As recently as 2006, the government drove through a reform of the pensions rules that simplified a notoriously complex system. Employees could, in effect, make pensions contributions when they felt flush and still get tax relief. Those reforms were a much-needed incentive for employees to build up their pensions at a time when many employers were abdicating responsibility for providing a decent income in retirement. The new rules return pensions to the complexity of string theory.

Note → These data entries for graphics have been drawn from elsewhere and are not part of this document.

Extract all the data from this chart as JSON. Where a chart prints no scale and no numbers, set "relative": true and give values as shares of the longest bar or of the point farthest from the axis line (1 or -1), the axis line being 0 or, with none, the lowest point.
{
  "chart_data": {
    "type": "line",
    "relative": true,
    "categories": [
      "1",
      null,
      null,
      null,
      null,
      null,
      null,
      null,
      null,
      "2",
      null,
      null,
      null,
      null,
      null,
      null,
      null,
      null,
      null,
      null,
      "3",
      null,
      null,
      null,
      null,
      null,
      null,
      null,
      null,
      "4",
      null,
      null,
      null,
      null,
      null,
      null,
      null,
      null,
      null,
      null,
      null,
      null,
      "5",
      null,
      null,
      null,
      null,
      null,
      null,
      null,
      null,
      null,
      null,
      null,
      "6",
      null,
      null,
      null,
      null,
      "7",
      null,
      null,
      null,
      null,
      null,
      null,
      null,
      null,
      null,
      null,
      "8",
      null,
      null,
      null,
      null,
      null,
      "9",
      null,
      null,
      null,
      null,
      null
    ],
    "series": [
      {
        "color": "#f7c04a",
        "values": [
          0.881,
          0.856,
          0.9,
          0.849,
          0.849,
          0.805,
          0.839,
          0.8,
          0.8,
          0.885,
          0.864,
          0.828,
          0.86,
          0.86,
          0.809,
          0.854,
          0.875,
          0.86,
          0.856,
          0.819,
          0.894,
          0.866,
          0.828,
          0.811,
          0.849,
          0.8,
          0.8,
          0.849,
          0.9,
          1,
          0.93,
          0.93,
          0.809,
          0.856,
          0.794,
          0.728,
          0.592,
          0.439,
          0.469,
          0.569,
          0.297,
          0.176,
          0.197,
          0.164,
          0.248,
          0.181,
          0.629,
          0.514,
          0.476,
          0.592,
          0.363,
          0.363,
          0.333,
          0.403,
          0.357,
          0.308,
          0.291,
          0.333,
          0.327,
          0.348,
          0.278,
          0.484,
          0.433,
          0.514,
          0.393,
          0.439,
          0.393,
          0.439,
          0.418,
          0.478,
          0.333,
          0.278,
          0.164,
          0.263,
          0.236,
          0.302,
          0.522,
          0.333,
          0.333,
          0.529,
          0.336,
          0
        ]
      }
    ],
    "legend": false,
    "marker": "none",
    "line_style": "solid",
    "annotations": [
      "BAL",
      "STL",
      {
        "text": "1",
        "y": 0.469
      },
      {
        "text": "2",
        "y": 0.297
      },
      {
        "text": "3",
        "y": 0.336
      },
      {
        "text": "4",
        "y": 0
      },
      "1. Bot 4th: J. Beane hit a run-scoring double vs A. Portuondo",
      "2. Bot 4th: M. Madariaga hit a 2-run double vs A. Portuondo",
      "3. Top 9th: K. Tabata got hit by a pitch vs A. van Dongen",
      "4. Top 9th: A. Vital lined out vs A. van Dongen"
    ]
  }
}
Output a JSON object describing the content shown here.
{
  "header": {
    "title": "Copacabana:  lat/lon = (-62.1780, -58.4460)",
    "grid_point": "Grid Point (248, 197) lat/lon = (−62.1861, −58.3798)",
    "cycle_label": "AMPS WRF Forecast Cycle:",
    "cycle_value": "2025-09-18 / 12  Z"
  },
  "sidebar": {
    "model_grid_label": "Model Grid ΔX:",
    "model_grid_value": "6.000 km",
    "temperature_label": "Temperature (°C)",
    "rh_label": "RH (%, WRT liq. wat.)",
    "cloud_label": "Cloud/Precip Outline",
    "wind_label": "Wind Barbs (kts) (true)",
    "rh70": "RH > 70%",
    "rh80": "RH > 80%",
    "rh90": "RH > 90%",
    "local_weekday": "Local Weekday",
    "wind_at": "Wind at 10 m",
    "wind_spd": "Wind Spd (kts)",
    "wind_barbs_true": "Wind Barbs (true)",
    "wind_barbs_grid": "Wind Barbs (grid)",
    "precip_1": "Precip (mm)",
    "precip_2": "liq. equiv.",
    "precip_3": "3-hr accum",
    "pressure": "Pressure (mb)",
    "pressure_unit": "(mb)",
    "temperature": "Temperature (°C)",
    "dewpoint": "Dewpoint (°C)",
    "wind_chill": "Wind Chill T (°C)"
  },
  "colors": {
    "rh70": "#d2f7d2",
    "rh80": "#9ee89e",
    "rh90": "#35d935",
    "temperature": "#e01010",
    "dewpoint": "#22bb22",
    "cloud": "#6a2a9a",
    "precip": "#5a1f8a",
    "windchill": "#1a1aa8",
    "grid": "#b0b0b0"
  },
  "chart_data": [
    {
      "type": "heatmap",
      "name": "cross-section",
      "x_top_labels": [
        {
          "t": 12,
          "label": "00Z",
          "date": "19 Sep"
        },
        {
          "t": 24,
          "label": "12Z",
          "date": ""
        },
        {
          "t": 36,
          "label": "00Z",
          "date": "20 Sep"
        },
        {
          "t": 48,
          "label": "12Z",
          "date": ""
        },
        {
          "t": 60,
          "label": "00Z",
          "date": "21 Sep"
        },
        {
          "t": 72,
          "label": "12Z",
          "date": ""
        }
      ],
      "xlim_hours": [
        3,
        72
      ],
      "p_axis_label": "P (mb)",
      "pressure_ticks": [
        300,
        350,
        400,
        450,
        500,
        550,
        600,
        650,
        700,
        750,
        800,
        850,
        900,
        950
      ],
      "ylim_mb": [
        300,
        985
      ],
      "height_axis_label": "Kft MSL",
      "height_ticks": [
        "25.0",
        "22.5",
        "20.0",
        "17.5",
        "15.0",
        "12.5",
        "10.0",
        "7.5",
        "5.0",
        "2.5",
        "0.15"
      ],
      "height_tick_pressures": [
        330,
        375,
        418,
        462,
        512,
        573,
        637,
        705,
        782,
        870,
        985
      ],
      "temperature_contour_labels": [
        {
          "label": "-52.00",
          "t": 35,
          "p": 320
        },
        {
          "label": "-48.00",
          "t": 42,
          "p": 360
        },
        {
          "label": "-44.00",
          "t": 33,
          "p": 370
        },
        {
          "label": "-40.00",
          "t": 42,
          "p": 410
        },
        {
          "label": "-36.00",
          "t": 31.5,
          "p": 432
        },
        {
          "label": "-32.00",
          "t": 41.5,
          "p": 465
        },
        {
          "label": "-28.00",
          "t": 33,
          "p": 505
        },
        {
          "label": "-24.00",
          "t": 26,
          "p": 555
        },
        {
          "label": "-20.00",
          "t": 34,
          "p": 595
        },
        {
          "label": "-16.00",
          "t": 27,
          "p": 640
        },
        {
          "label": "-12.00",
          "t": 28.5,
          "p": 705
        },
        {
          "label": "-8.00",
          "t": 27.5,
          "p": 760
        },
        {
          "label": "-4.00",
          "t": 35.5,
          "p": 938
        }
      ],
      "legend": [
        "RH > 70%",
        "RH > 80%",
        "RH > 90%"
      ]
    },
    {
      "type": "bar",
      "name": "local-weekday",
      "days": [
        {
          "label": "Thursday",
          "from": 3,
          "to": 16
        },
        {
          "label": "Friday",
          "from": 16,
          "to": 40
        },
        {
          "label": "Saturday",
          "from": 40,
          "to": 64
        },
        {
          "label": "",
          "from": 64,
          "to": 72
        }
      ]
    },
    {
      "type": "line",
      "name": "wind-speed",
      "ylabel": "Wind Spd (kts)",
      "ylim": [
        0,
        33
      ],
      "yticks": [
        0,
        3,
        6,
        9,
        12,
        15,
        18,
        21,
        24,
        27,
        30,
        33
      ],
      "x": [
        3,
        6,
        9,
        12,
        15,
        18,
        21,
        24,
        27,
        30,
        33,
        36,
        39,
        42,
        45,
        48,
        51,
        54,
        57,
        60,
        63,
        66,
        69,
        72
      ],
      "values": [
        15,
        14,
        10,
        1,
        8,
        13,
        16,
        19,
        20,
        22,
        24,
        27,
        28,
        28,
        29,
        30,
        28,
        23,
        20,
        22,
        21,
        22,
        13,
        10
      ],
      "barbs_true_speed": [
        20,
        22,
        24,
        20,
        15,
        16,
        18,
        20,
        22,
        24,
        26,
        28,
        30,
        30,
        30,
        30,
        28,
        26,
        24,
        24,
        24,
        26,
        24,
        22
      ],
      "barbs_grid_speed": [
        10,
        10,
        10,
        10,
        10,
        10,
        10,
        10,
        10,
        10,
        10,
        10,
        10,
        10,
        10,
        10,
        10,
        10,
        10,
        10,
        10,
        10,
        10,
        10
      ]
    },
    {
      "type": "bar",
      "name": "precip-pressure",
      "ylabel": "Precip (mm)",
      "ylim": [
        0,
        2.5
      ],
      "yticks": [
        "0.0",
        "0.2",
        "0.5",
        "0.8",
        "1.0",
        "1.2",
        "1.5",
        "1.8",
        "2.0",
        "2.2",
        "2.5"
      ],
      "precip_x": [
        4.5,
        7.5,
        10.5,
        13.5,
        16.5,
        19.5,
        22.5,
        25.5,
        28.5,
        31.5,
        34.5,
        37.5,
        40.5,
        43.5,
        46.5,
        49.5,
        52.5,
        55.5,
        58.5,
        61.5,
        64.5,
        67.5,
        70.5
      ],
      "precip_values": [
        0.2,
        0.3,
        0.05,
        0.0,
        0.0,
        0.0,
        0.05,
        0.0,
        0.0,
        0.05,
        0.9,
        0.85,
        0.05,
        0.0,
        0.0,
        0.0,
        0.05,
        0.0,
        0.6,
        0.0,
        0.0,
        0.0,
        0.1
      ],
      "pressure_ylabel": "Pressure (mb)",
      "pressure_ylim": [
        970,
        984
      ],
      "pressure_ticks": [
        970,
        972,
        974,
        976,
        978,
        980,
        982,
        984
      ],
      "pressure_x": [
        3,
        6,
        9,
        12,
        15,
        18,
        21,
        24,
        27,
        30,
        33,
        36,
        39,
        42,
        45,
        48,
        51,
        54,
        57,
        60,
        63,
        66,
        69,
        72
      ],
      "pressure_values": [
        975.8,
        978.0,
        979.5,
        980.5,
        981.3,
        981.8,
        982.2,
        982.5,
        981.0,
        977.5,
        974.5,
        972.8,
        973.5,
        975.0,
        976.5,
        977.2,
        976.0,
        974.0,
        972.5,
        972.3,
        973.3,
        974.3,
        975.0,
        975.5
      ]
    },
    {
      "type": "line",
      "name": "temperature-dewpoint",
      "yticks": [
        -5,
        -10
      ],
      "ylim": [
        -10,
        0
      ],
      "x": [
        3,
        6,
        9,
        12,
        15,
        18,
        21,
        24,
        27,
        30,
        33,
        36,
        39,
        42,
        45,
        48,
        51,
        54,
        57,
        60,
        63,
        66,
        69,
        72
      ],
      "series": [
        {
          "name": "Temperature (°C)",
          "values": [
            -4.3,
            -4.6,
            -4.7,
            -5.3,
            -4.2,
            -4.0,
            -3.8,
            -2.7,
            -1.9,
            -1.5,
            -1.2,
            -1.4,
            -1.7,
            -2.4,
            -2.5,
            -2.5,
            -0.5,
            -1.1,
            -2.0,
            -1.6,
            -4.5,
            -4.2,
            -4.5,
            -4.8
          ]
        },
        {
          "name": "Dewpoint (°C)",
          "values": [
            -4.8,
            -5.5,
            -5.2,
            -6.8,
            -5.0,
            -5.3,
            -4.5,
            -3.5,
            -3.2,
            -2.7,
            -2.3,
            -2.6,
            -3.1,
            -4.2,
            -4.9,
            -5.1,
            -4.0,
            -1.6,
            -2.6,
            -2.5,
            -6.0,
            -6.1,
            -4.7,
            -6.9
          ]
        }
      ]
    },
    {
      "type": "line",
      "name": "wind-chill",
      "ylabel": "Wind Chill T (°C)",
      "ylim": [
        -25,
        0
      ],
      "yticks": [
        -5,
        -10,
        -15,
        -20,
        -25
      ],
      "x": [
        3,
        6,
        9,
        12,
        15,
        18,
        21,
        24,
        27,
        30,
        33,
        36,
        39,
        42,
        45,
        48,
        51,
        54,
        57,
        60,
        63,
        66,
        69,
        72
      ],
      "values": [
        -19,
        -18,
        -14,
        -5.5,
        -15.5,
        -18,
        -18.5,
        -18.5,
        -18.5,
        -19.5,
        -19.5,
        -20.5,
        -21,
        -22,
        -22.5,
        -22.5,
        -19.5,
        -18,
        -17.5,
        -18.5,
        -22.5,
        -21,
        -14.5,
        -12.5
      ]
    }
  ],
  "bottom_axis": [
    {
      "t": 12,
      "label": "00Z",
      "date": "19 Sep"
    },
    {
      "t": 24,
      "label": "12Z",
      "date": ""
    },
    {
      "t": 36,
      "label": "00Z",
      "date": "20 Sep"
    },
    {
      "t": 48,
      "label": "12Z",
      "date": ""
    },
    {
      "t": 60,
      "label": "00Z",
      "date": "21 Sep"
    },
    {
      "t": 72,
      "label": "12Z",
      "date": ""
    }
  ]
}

The best tax systems combine low rates with minimal exemptions. Businesses and citizens should be making decisions based on their economic opportunities, not the advice of their accountants. But Gordon Brown is too clever by half. He introduced a sliding scale that made capital-gains tax highly complex, and then reversed himself, introducing a single rate of 18%. The effect was both to raise the tax rates for sellers of small businesses and to introduce a vast discrepancy between the tax rates on capital and income. An attempt to introduce a levy on foreign workers (known as non-doms) was botched, and may yet drive many high-earners out of the country.

These wheezes were designed chiefly with politics in mind: all those nasty plutocrats deserved a hammering. By putting economics second, Mr Brown has made it harder to balance the books. Waste and lower growth because of poor tax policy will only make the fiscal hole harder to fill. The new tax will do little to reduce Britain’s budget deficit. On the government’s own forecasts, which assume the wealthy will not change their behaviour, the assault on the rich will raise just £7 billion. With avoidance, the tax will raise still less
A higher top marginal tax rate of 61.5% above $147,000 is going to sock a lot of people.